Membangun Pers Nasional yang Merdeka dan Bebas untuk Indonesia yang Maju, Mandiri dan Bermartabat

Oleh: Bacharuddin Jusuf Habibie

(Pidato Penerimaan Medali Emas Kemerdekaan Pers,
Hari Pers Nasional (HPN) 2013, Manado 8-9 Februari 2013)

Assalamualaikum wr wb.
Seraya memanjatkan puji syukur ke hadirat Allah SWT, perkenankanlah saya menyampaikan Selamat atas Ulang Tahun Pers Nasional dan diselenggarakannya Perayaan Hari Pers Nasional (HPN) tahun 2013 di Manado, kota yang senantiasa menarik Bagi siapa pun karena keindahan alamnya dan keramahan penduduknya.

Dalam forum yang amat terhormat ini perkenankanlah saya menyampaikan terima kasih dan penghargaan yang tinggi kepada seluruh insan pers Indonesia, yang dicerminkan dengan penganugerahan “Medali Emas Kemerdekaan Pers” kepada saya. Sungguh, suatu kehormatan bagi saya untuk menerima penghargaan tersebut pada Perayaan Hari Pers Nasional (HPN) tahun 2013 ini.

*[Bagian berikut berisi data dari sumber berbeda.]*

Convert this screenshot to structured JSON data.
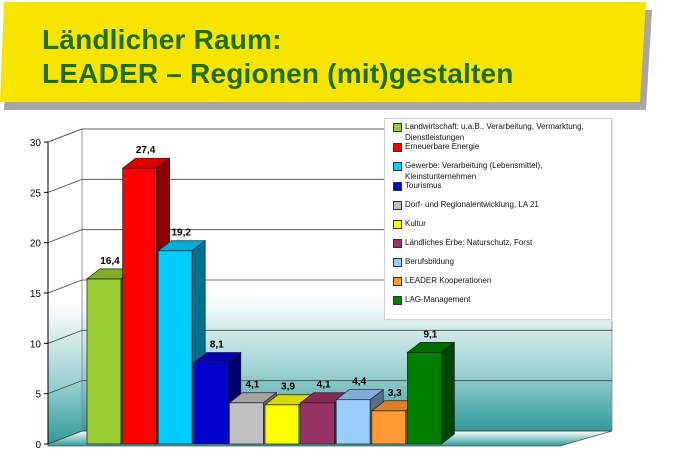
{
  "title": {
    "line1": "Ländlicher Raum:",
    "line2": "LEADER – Regionen (mit)gestalten"
  },
  "colors": {
    "banner": "#f7e500",
    "title": "#1e6e1e",
    "floor": "#2f9a9a"
  },
  "chart_data": {
    "type": "bar",
    "categories": [
      "Landwirtschaft: u.a.B., Verarbeitung, Vermarktung, Dienstleistungen",
      "Erneuerbare Energie",
      "Gewerbe: Verarbeitung (Lebensmittel), Kleinstunternehmen",
      "Tourismus",
      "Dorf- und Regionalentwicklung, LA 21",
      "Kultur",
      "Ländliches Erbe: Naturschutz, Forst",
      "Berufsbildung",
      "LEADER Kooperationen",
      "LAG-Management"
    ],
    "values": [
      16.4,
      27.4,
      19.2,
      8.1,
      4.1,
      3.9,
      4.1,
      4.4,
      3.3,
      9.1
    ],
    "value_labels": [
      "16,4",
      "27,4",
      "19,2",
      "8,1",
      "4,1",
      "3,9",
      "4,1",
      "4,4",
      "3,3",
      "9,1"
    ],
    "colors": [
      "#99cc33",
      "#ff0000",
      "#00ccff",
      "#0000cc",
      "#c0c0c0",
      "#ffff00",
      "#993366",
      "#99ccff",
      "#ff9933",
      "#008000"
    ],
    "yticks": [
      "0",
      "5",
      "10",
      "15",
      "20",
      "25",
      "30"
    ],
    "ylim": [
      0,
      30
    ],
    "grid": true,
    "legend_position": "top-right",
    "style": "3d"
  }
}
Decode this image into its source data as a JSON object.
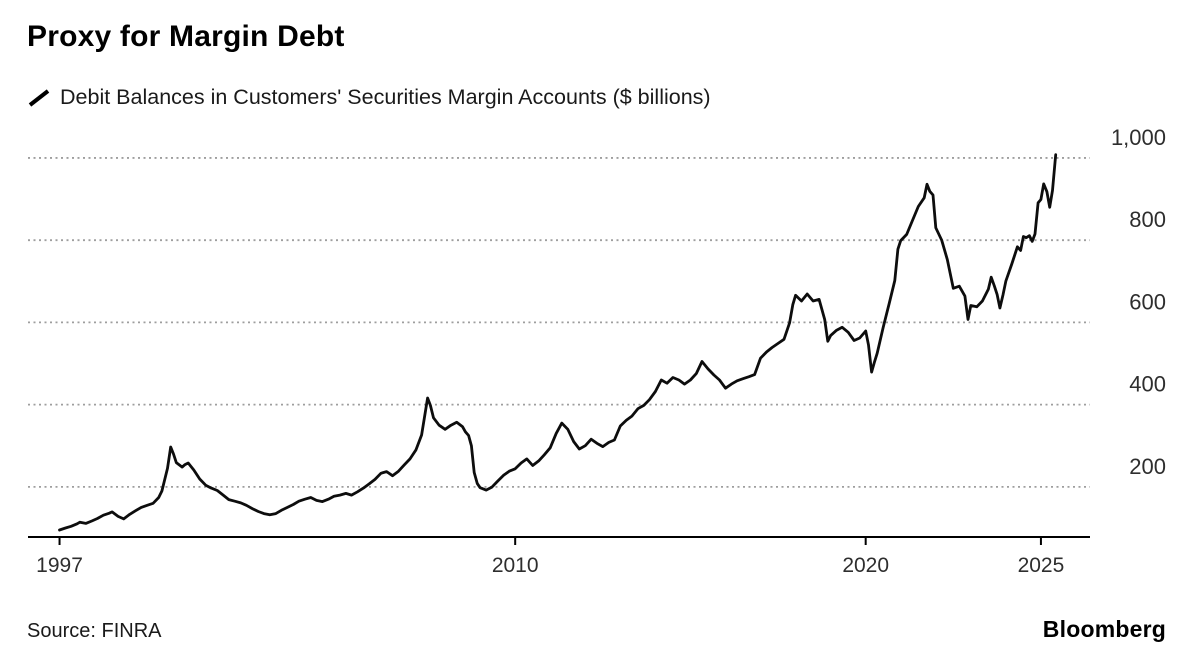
{
  "header": {
    "title": "Proxy for Margin Debt",
    "legend": {
      "series_label": "Debit Balances in Customers' Securities Margin Accounts ($ billions)"
    }
  },
  "footer": {
    "source": "Source: FINRA",
    "brand": "Bloomberg"
  },
  "colors": {
    "line": "#0d0d0d",
    "grid": "#9e9e9e",
    "axis": "#000000",
    "tick_label": "#2e2e2e"
  },
  "chart_data": {
    "type": "line",
    "title": "Proxy for Margin Debt",
    "series_name": "Debit Balances in Customers' Securities Margin Accounts ($ billions)",
    "source": "FINRA",
    "grid": "horizontal-dotted",
    "legend_position": "top-left",
    "xlim": [
      1996.1,
      2026.4
    ],
    "ylim": [
      78,
      1068
    ],
    "xticks": [
      1997,
      2010,
      2020,
      2025
    ],
    "xtick_labels": [
      "1997",
      "2010",
      "2020",
      "2025"
    ],
    "yticks": [
      200,
      400,
      600,
      800,
      1000
    ],
    "ytick_labels": [
      "200",
      "400",
      "600",
      "800",
      "1,000"
    ],
    "points": [
      [
        1997.0,
        95
      ],
      [
        1997.17,
        100
      ],
      [
        1997.33,
        104
      ],
      [
        1997.5,
        110
      ],
      [
        1997.58,
        114
      ],
      [
        1997.75,
        111
      ],
      [
        1997.92,
        117
      ],
      [
        1998.08,
        123
      ],
      [
        1998.25,
        131
      ],
      [
        1998.42,
        136
      ],
      [
        1998.5,
        139
      ],
      [
        1998.67,
        128
      ],
      [
        1998.83,
        122
      ],
      [
        1999.0,
        133
      ],
      [
        1999.17,
        142
      ],
      [
        1999.33,
        150
      ],
      [
        1999.5,
        155
      ],
      [
        1999.67,
        160
      ],
      [
        1999.83,
        174
      ],
      [
        1999.92,
        190
      ],
      [
        2000.08,
        245
      ],
      [
        2000.17,
        297
      ],
      [
        2000.25,
        280
      ],
      [
        2000.33,
        259
      ],
      [
        2000.5,
        248
      ],
      [
        2000.58,
        254
      ],
      [
        2000.67,
        258
      ],
      [
        2000.83,
        241
      ],
      [
        2001.0,
        219
      ],
      [
        2001.17,
        204
      ],
      [
        2001.33,
        197
      ],
      [
        2001.5,
        191
      ],
      [
        2001.67,
        180
      ],
      [
        2001.83,
        169
      ],
      [
        2002.0,
        165
      ],
      [
        2002.17,
        161
      ],
      [
        2002.33,
        155
      ],
      [
        2002.5,
        147
      ],
      [
        2002.67,
        140
      ],
      [
        2002.83,
        135
      ],
      [
        2003.0,
        132
      ],
      [
        2003.17,
        135
      ],
      [
        2003.33,
        143
      ],
      [
        2003.5,
        150
      ],
      [
        2003.67,
        157
      ],
      [
        2003.83,
        165
      ],
      [
        2004.0,
        170
      ],
      [
        2004.17,
        174
      ],
      [
        2004.33,
        167
      ],
      [
        2004.5,
        164
      ],
      [
        2004.67,
        170
      ],
      [
        2004.83,
        177
      ],
      [
        2005.0,
        180
      ],
      [
        2005.17,
        184
      ],
      [
        2005.33,
        180
      ],
      [
        2005.5,
        188
      ],
      [
        2005.67,
        197
      ],
      [
        2005.83,
        207
      ],
      [
        2006.0,
        218
      ],
      [
        2006.17,
        233
      ],
      [
        2006.33,
        237
      ],
      [
        2006.5,
        227
      ],
      [
        2006.67,
        238
      ],
      [
        2006.83,
        253
      ],
      [
        2007.0,
        268
      ],
      [
        2007.17,
        290
      ],
      [
        2007.33,
        326
      ],
      [
        2007.5,
        416
      ],
      [
        2007.58,
        398
      ],
      [
        2007.67,
        368
      ],
      [
        2007.83,
        350
      ],
      [
        2008.0,
        340
      ],
      [
        2008.17,
        350
      ],
      [
        2008.33,
        357
      ],
      [
        2008.5,
        346
      ],
      [
        2008.58,
        334
      ],
      [
        2008.67,
        325
      ],
      [
        2008.75,
        300
      ],
      [
        2008.83,
        235
      ],
      [
        2008.92,
        208
      ],
      [
        2009.0,
        198
      ],
      [
        2009.17,
        192
      ],
      [
        2009.33,
        199
      ],
      [
        2009.5,
        214
      ],
      [
        2009.67,
        228
      ],
      [
        2009.83,
        238
      ],
      [
        2010.0,
        244
      ],
      [
        2010.17,
        258
      ],
      [
        2010.33,
        268
      ],
      [
        2010.5,
        252
      ],
      [
        2010.67,
        263
      ],
      [
        2010.83,
        278
      ],
      [
        2011.0,
        295
      ],
      [
        2011.17,
        330
      ],
      [
        2011.33,
        355
      ],
      [
        2011.5,
        340
      ],
      [
        2011.67,
        310
      ],
      [
        2011.83,
        292
      ],
      [
        2012.0,
        300
      ],
      [
        2012.17,
        316
      ],
      [
        2012.33,
        306
      ],
      [
        2012.5,
        298
      ],
      [
        2012.67,
        308
      ],
      [
        2012.83,
        314
      ],
      [
        2013.0,
        348
      ],
      [
        2013.17,
        362
      ],
      [
        2013.33,
        372
      ],
      [
        2013.5,
        390
      ],
      [
        2013.67,
        398
      ],
      [
        2013.83,
        412
      ],
      [
        2014.0,
        432
      ],
      [
        2014.17,
        460
      ],
      [
        2014.33,
        452
      ],
      [
        2014.5,
        466
      ],
      [
        2014.67,
        460
      ],
      [
        2014.83,
        450
      ],
      [
        2015.0,
        460
      ],
      [
        2015.17,
        476
      ],
      [
        2015.33,
        505
      ],
      [
        2015.5,
        487
      ],
      [
        2015.67,
        472
      ],
      [
        2015.83,
        460
      ],
      [
        2016.0,
        440
      ],
      [
        2016.17,
        450
      ],
      [
        2016.33,
        458
      ],
      [
        2016.5,
        463
      ],
      [
        2016.67,
        468
      ],
      [
        2016.83,
        473
      ],
      [
        2017.0,
        513
      ],
      [
        2017.17,
        528
      ],
      [
        2017.33,
        539
      ],
      [
        2017.5,
        549
      ],
      [
        2017.67,
        559
      ],
      [
        2017.83,
        599
      ],
      [
        2017.92,
        643
      ],
      [
        2018.0,
        666
      ],
      [
        2018.17,
        652
      ],
      [
        2018.33,
        669
      ],
      [
        2018.5,
        652
      ],
      [
        2018.67,
        656
      ],
      [
        2018.83,
        607
      ],
      [
        2018.92,
        554
      ],
      [
        2019.0,
        568
      ],
      [
        2019.17,
        581
      ],
      [
        2019.33,
        588
      ],
      [
        2019.5,
        576
      ],
      [
        2019.67,
        556
      ],
      [
        2019.83,
        562
      ],
      [
        2020.0,
        579
      ],
      [
        2020.08,
        545
      ],
      [
        2020.17,
        479
      ],
      [
        2020.25,
        503
      ],
      [
        2020.33,
        525
      ],
      [
        2020.5,
        588
      ],
      [
        2020.67,
        646
      ],
      [
        2020.83,
        702
      ],
      [
        2020.92,
        778
      ],
      [
        2021.0,
        799
      ],
      [
        2021.17,
        814
      ],
      [
        2021.33,
        847
      ],
      [
        2021.5,
        882
      ],
      [
        2021.67,
        903
      ],
      [
        2021.75,
        936
      ],
      [
        2021.83,
        919
      ],
      [
        2021.92,
        910
      ],
      [
        2022.0,
        830
      ],
      [
        2022.17,
        800
      ],
      [
        2022.33,
        753
      ],
      [
        2022.5,
        683
      ],
      [
        2022.67,
        688
      ],
      [
        2022.83,
        664
      ],
      [
        2022.92,
        607
      ],
      [
        2023.0,
        641
      ],
      [
        2023.17,
        638
      ],
      [
        2023.33,
        652
      ],
      [
        2023.5,
        681
      ],
      [
        2023.58,
        710
      ],
      [
        2023.67,
        689
      ],
      [
        2023.75,
        668
      ],
      [
        2023.83,
        635
      ],
      [
        2023.92,
        668
      ],
      [
        2024.0,
        701
      ],
      [
        2024.17,
        742
      ],
      [
        2024.33,
        784
      ],
      [
        2024.42,
        775
      ],
      [
        2024.5,
        809
      ],
      [
        2024.58,
        806
      ],
      [
        2024.67,
        811
      ],
      [
        2024.75,
        797
      ],
      [
        2024.83,
        815
      ],
      [
        2024.92,
        891
      ],
      [
        2025.0,
        899
      ],
      [
        2025.08,
        937
      ],
      [
        2025.17,
        918
      ],
      [
        2025.25,
        880
      ],
      [
        2025.33,
        921
      ],
      [
        2025.42,
        1008
      ]
    ]
  }
}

Tanpa mengurangi arti terima kasih dan kesyukuran tersebut, saya ingin menyampaikan bahwa bagi saya kebijakan yang saya lakukan pada tahun 1998 tersebut semata-‐mata didorong keyakinan saya bahwa hanya dengan kemerdekaan dan kebebasan pers sajalah kehidupan kenegaraan dan kebangsaan yang sehat dapat terjadi, sebagai prasyarat tercapainya tujuan nasional dan terciptanya peradaban Indonesia yang maju sejajar dengan bangsa–bangsa lain di dunia. Apa yang saya perbuat tersebut–-demikian juga apa yang dilakukan oleh para insan pers Indonesia dalam berbagai karya profesinya–-semata-mata didorong oleh semangat pengabdian kita kepada nusa dan bangsa, sebagai perwujudan dari amanah yang diberikan Tuhan, Allah SWT, kepada kita untuk mengelola bumi berupa tanah air tercinta Indonesia.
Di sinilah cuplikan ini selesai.